Document

A comparison of term weighting schemes for thesis classification.

Identifier
Al-Maneiyah, Afra Humaid (2020). A comparison of term weighting schemes for thesis classification. (Master thesis. Sultan Qaboos University, Muscat, Oman).
Publisher
Sultan Qaboos University
Gregorian
2020
Language
English
English abstract
Term weighting is the basis for text classification analysis, which could affect the classification performance of classifiers. Different term weighting schemes are available but little evidence has been found for the essential difference between the schemes on the classification performance. In this research, we investigated three term weighting schemes: the count, term frequency-inverse document frequency (TF-IDF) and term frequency-inverse category frequency (TF-ICF). We compared the three schemes on the classification of theses for the postgraduate students of the College of Science at Sultan Qaboos University, using the multinomial naive bayes (MNB) and the support vector machine (SVM) classification algorithms. The comparison was based on four classification performance metrics: accuracy, recall, precision and F1-score. Our results revealed that the count scheme with MNB gave a higher macro-average recall compared to the other schemes with SVM. In addition, by considering the SVM, we found that the TF-ICF gave a higher macro-average recall compared to the other two schemes. The findings suggest that the term weighting schemes have different effects on the classification performance metrics.
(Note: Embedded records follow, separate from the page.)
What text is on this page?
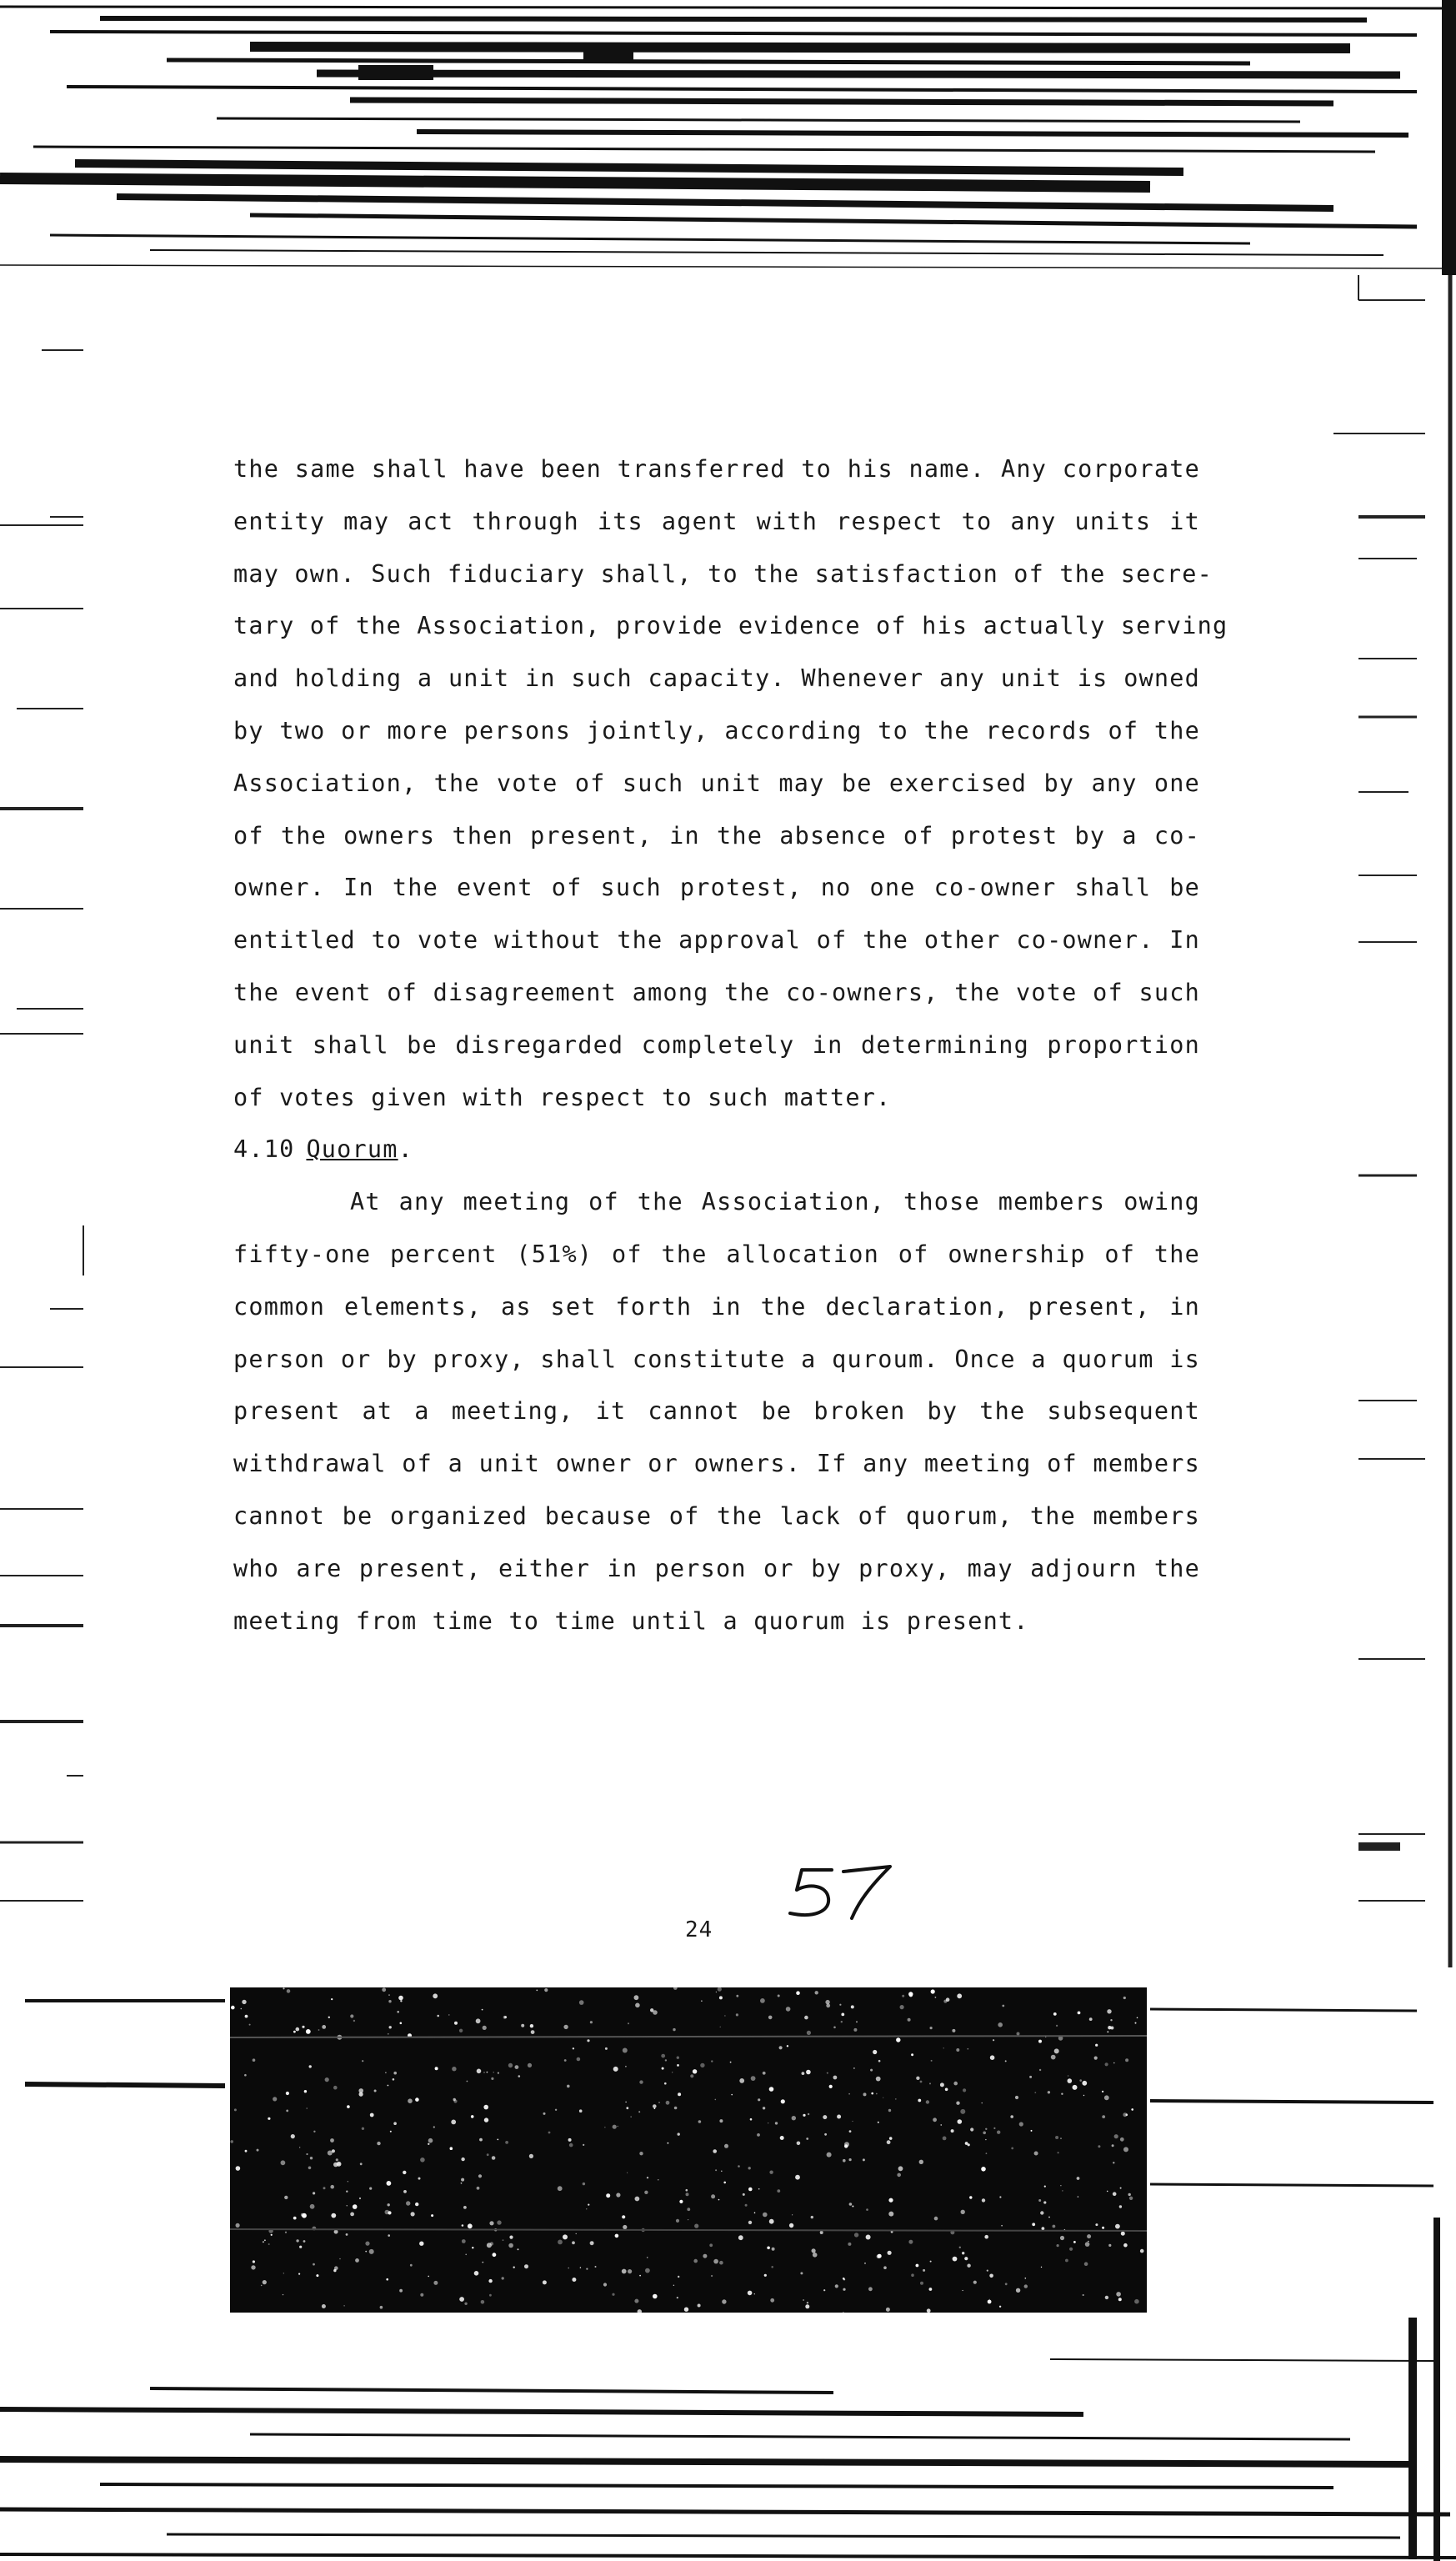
the same shall have been transferred to his name. Any corporate
entity may act through its agent with respect to any units it
may own. Such fiduciary shall, to the satisfaction of the secre-
tary of the Association, provide evidence of his actually serving
and holding a unit in such capacity. Whenever any unit is owned
by two or more persons jointly, according to the records of the
Association, the vote of such unit may be exercised by any one
of the owners then present, in the absence of protest by a co-
owner. In the event of such protest, no one co-owner shall be
entitled to vote without the approval of the other co-owner. In
the event of disagreement among the co-owners, the vote of such
unit shall be disregarded completely in determining proportion
of votes given with respect to such matter.
4.10 Quorum.
At any meeting of the Association, those members owing
fifty-one percent (51%) of the allocation of ownership of the
common elements, as set forth in the declaration, present, in
person or by proxy, shall constitute a quroum. Once a quorum is
present at a meeting, it cannot be broken by the subsequent
withdrawal of a unit owner or owners. If any meeting of members
cannot be organized because of the lack of quorum, the members
who are present, either in person or by proxy, may adjourn the
meeting from time to time until a quorum is present.
24
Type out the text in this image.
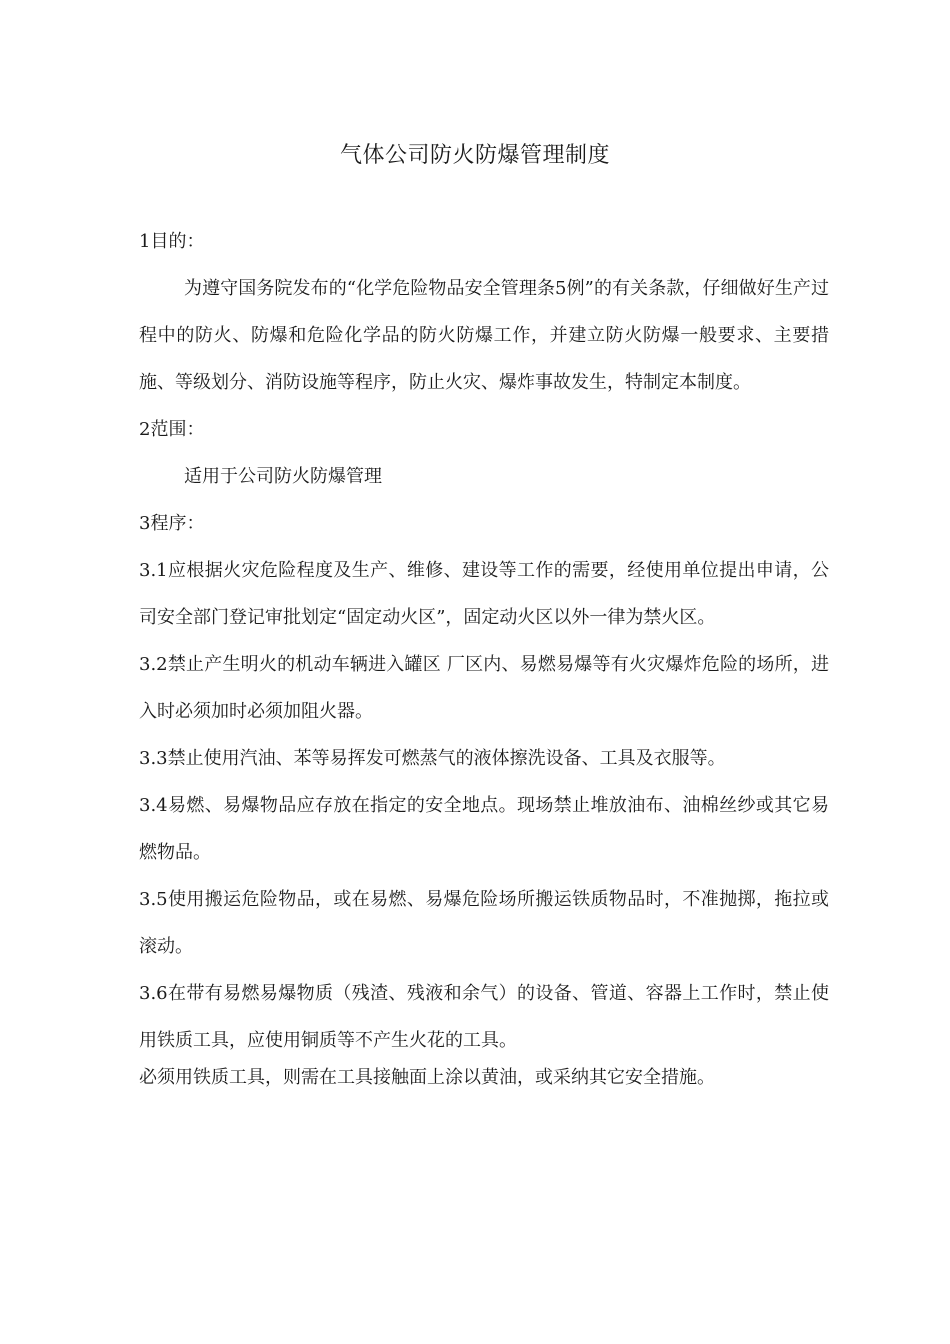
气体公司防火防爆管理制度

1目的：

为遵守国务院发布的“化学危险物品安全管理条5例”的有关条款，仔细做好生产过程中的防火、防爆和危险化学品的防火防爆工作，并建立防火防爆一般要求、主要措施、等级划分、消防设施等程序，防止火灾、爆炸事故发生，特制定本制度。

2范围：

适用于公司防火防爆管理

3程序：

3.1应根据火灾危险程度及生产、维修、建设等工作的需要，经使用单位提出申请，公司安全部门登记审批划定“固定动火区”，固定动火区以外一律为禁火区。

3.2禁止产生明火的机动车辆进入罐区 厂区内、易燃易爆等有火灾爆炸危险的场所，进入时必须加时必须加阻火器。

3.3禁止使用汽油、苯等易挥发可燃蒸气的液体擦洗设备、工具及衣服等。

3.4易燃、易爆物品应存放在指定的安全地点。现场禁止堆放油布、油棉丝纱或其它易燃物品。

3.5使用搬运危险物品，或在易燃、易爆危险场所搬运铁质物品时，不准抛掷，拖拉或滚动。

3.6在带有易燃易爆物质（残渣、残液和余气）的设备、管道、容器上工作时，禁止使用铁质工具，应使用铜质等不产生火花的工具。

必须用铁质工具，则需在工具接触面上涂以黄油，或采纳其它安全措施。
The results show that the counts weighting scheme performs better in classifying theses especially with MNB. The count scheme with SVM, however, could handle the imbalanced class issue better than the count with MNB. In addition, the TF-ICF with SVM had an advantage over the count and TF-IDF with SVM. Therefore, this study suggests that the students' theses could be classified using count with MNB or TF-ICF with SVM. We recommend to the College of Science and the main library at the SQU to integrate term weighting to ease automated classification of postgraduate theses.
Category
Theses and Dissertations